Ill.mo e ex.mo sr. — Satisfazendo ao regio aviso de 3 do corrente, expedido pela secretaria d'estado dos negocios do reino em rasão do requerimento que fez o deputado Vicente Ferreira Neto de Paiva pedindo n'elle vários esclarecimentos relativos tanto ás irmãs da caridade francezas do instituto de S. Vicente de Paulo, que ultimamente vieram para Portugal, e aos padres lazaristas que as acompanharam, como tambem ás irmãs da caridade do mesmo instituto portuguezas: tenho a honra de enviar a V. ex.ª as minhas respostas a cada um dos quesitos de que consta o requerimento daquelle deputado, e aos outros pontos a que o regio aviso igualmente me manda responder.

Os dois alvarás da mesma data de 9 de fevereiro de 1857 passados um a favor da sociedade protectora dos orphãos desvalidos, e o outro a favor da associação de Nossa Senhora Consoladora dos Afflictos, esclarecem na minha opinião quanto importa saber, não só ácerca da occasião da vinda para este reino das irmãs da caridade francezas do instituto de S. Vicente de Paulo e dos padres lazaristas, mas tambem sobre os pontos mais principaes que dizem respeito a este assumpto, que desgraçadamente entre nós está sendo tão ruidoso e causa de uma lastimosa controversia. Se me não fascina nem o muito respeito que consagro ao instituto eminentemente christão de S. Vicente de Paulo, nem a admiração, que me causa a lembrança da maneira christãmente heroica, por que ha sido posto em pratica pelas irmãs da caridade francezas que o professam, parecia-me que com aquelles dois alvarás não havia logar para nenhum receio nem apprehensão desfavoravel á entrada n'este reino das irmãs da caridade e padres lazaristas. Porquanto nos dois alvarás se contêem todas as declarações que convinha fazerem-se, e cautelas que era preciso que se tomassem, para prevenir qualquer inconveniencia ou perigo que podesse resultar da sua admissão n'este reino com os padres lazaristas.

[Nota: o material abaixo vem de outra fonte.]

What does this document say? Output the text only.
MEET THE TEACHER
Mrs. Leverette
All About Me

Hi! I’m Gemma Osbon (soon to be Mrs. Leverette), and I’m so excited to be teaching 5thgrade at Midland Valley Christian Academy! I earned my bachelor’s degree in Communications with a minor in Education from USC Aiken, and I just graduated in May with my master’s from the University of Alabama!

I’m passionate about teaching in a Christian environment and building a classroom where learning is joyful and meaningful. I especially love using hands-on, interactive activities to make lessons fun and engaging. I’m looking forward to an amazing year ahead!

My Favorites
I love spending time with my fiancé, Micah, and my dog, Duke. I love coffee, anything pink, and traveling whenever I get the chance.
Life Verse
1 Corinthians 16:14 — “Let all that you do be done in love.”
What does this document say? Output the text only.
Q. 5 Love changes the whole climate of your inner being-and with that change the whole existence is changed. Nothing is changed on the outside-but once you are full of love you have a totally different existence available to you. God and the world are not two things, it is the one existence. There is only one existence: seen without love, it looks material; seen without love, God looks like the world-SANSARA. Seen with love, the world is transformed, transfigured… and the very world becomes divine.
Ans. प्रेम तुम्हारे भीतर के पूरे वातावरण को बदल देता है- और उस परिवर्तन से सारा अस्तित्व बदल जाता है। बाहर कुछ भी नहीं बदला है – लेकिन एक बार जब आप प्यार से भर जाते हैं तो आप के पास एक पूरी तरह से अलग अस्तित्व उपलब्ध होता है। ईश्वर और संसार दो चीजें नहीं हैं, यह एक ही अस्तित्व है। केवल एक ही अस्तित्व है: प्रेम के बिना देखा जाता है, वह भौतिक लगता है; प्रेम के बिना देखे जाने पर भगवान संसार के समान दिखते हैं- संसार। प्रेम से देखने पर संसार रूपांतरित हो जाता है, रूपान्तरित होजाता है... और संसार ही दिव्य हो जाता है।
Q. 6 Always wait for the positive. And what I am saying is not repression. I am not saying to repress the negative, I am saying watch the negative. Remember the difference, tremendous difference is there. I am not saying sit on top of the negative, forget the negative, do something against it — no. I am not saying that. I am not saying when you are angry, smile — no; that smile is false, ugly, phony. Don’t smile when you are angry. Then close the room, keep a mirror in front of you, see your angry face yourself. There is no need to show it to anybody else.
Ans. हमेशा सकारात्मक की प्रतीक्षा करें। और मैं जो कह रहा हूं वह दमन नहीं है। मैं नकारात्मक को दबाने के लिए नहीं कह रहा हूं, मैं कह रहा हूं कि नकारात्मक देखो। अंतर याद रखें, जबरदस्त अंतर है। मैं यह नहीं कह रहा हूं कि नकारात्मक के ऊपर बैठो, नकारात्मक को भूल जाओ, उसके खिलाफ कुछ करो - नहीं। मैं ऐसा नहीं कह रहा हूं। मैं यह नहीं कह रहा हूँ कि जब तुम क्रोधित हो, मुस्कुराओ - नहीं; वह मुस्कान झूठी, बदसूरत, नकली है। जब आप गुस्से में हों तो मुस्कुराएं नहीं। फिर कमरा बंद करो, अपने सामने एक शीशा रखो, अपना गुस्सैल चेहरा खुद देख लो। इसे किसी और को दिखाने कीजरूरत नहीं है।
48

As irmãs da caridade francezas vieram precedendo licença do governo para cuidarem dos doentes visitados pela, associação de Nossa Senhora Consoladora dos Afflictos, e para tomarem conta dos orphãos da choleramorbus. Os padres lazaristas vieram na qualidade de confessores e directores que são das ditas irmãs da caridade.

Não me consta que prestassem obediencia ao governo de Sua Magestade Fidelissima talvez por continuarem a reputar-se estrangeiros n'esta terra.

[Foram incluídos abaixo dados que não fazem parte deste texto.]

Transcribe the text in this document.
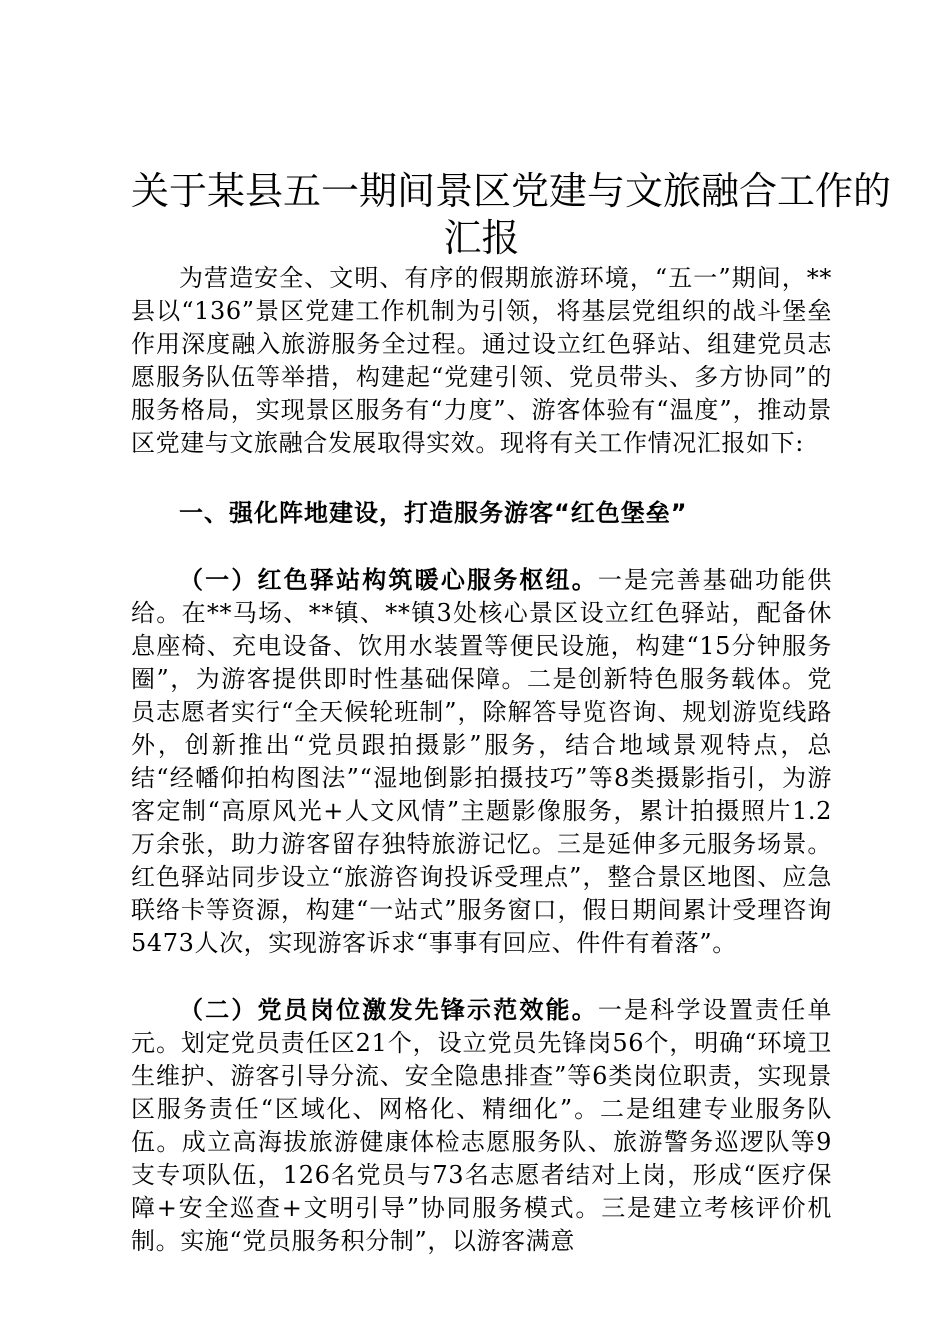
关于某县五一期间景区党建与文旅融合工作的
汇报

为营造安全、文明、有序的假期旅游环境，“五一”期间，**县以“136”景区党建工作机制为引领，将基层党组织的战斗堡垒作用深度融入旅游服务全过程。通过设立红色驿站、组建党员志愿服务队伍等举措，构建起“党建引领、党员带头、多方协同”的服务格局，实现景区服务有“力度”、游客体验有“温度”，推动景区党建与文旅融合发展取得实效。现将有关工作情况汇报如下:

一、强化阵地建设，打造服务游客“红色堡垒”

（一）红色驿站构筑暖心服务枢纽。一是完善基础功能供给。在**马场、**镇、**镇3处核心景区设立红色驿站，配备休息座椅、充电设备、饮用水装置等便民设施，构建“15分钟服务圈”，为游客提供即时性基础保障。二是创新特色服务载体。党员志愿者实行“全天候轮班制”，除解答导览咨询、规划游览线路外，创新推出“党员跟拍摄影”服务，结合地域景观特点，总结“经幡仰拍构图法”“湿地倒影拍摄技巧”等8类摄影指引，为游客定制“高原风光+人文风情”主题影像服务，累计拍摄照片1.2万余张，助力游客留存独特旅游记忆。三是延伸多元服务场景。红色驿站同步设立“旅游咨询投诉受理点”，整合景区地图、应急联络卡等资源，构建“一站式”服务窗口，假日期间累计受理咨询5473人次，实现游客诉求“事事有回应、件件有着落”。

（二）党员岗位激发先锋示范效能。一是科学设置责任单元。划定党员责任区21个，设立党员先锋岗56个，明确“环境卫生维护、游客引导分流、安全隐患排查”等6类岗位职责，实现景区服务责任“区域化、网格化、精细化”。二是组建专业服务队伍。成立高海拔旅游健康体检志愿服务队、旅游警务巡逻队等9支专项队伍，126名党员与73名志愿者结对上岗，形成“医疗保障+安全巡查+文明引导”协同服务模式。三是建立考核评价机制。实施“党员服务积分制”，以游客满意
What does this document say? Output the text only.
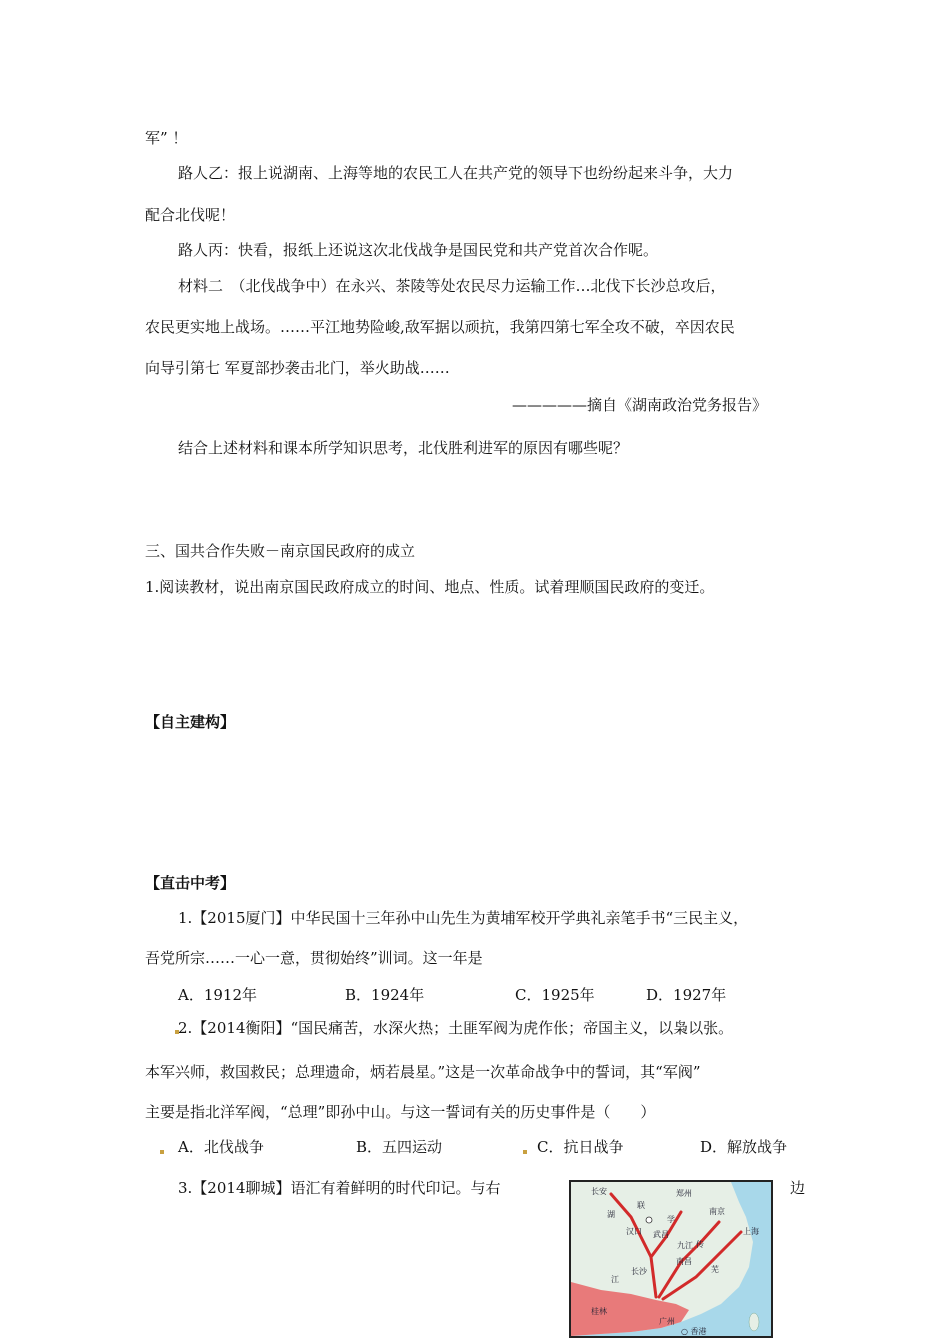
军” ！
路人乙：报上说湖南、上海等地的农民工人在共产党的领导下也纷纷起来斗争，大力
配合北伐呢！
路人丙：快看，报纸上还说这次北伐战争是国民党和共产党首次合作呢。
材料二　（北伐战争中）在永兴、茶陵等处农民尽力运输工作…北伐下长沙总攻后，
农民更实地上战场。……平江地势险峻,敌军据以顽抗，我第四第七军全攻不破，卒因农民
向导引第七 军夏部抄袭击北门，举火助战……
—————摘自《湖南政治党务报告》
结合上述材料和课本所学知识思考，北伐胜利进军的原因有哪些呢？
三、国共合作失败－南京国民政府的成立
1.阅读教材，说出南京国民政府成立的时间、地点、性质。试着理顺国民政府的变迁。
【自主建构】
【直击中考】
1.【2015厦门】中华民国十三年孙中山先生为黄埔军校开学典礼亲笔手书“三民主义，
吾党所宗……一心一意，贯彻始终”训词。这一年是
A．1912年	B．1924年	C．1925年	D．1927年
2.【2014衡阳】“国民痛苦，水深火热；土匪军阀为虎作伥；帝国主义，以枭以张。
本军兴师，救国救民；总理遗命，炳若晨星。”这是一次革命战争中的誓词，其“军阀”
主要是指北洋军阀，“总理”即孙中山。与这一誓词有关的历史事件是（　　）
A．北伐战争	B．五四运动	C．抗日战争	D．解放战争
3.【2014聊城】语汇有着鲜明的时代印记。与右	边
长安	郑州
南京
上海
汉口 武昌
长沙
南昌
九江
广州
桂林
湖
联
学
芜
传
江
○ 香港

Não recebem subsidio algum do governo; a fonte da sua subsistencia consiste na caridade christã.

Estão sujeitas aos prelados diocesanos em tudo que depende da sua jurisdicção ordinaria, e ao seu geral em França no que toca ás obrigações internas do seu instituto. O mesmo se deve dizer dos padres lazaristas.

Antes da vinda das irmãs francezas para Portugal, as irmãs portuguezas de Lisboa e de Vianna do Alemtejo haviam-se reunido á casa mãe de París, sujeitando-se á obediencia do superior geral em França. Para isso obtiveram licença do meu em.mo antecessor.

A regra que seguem as irmãs da caridade francezas é a mesma que prescreveu o seu fundador S. Vicente de Paulo. Outro tanto succede com os padres lazaristas.

Nem aquellas nem estes constituem communidade ou ordem regular. As irmãs não vivem em clausura, nem fazem votos perpetuos. Os lazaristas não estão ligados por votos solemnes: são uma congregação de padres seculares.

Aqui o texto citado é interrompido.